Over the course of the study, the researchers established that 12 years prior to diagnosis, both CD and Alzheimer’s were associated with levels of neural stem cell death. The team also found that exercise, nutrition, vitamin D levels, carotenoid and lipid levels are all associated with the rate at which cells die off. Furthermore, physical activity and nutrition were key factors that then also determined CD status. Specifically, researchers found that reduced physical activity and increased malnutrition both increased cell death which in turn increased the risk for future CD.

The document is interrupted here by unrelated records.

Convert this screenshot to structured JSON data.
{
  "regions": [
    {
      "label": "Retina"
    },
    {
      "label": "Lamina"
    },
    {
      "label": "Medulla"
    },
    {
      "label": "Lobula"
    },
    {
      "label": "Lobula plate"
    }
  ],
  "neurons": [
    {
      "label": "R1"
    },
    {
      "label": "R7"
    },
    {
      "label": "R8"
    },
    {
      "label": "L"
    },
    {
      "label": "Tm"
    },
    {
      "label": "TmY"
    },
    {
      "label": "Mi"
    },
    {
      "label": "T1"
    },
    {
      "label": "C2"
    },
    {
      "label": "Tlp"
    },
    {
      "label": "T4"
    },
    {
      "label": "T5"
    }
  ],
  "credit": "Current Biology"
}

While previous studies have established that diet and exercise have some protective effects against CD and dementia, these roles have been poorly understood at the neurobiological level. To date, studies on animals have shown how diet and exercise can directly influence hippocampal neurogenesis, potentially explaining how exercise and diet may biologically exert their effects, but this study sheds further light on this in the context of a human model.

Doctor Sandrine Thuret, the study’s lead investigator from King’s IoPPN said: “Our study has demonstrated not only that there are individual markers of hippocampal neurogenesis associated with CD and dementia 12 years later, but also that there is some degree of specificity with respect to diagnoses of dementia subtypes. Specifically, if an individual displays an increase in their levels of cell death during differentiation (when neural stem cells are becoming neurons), we can look at this as a potential warning sign of CD.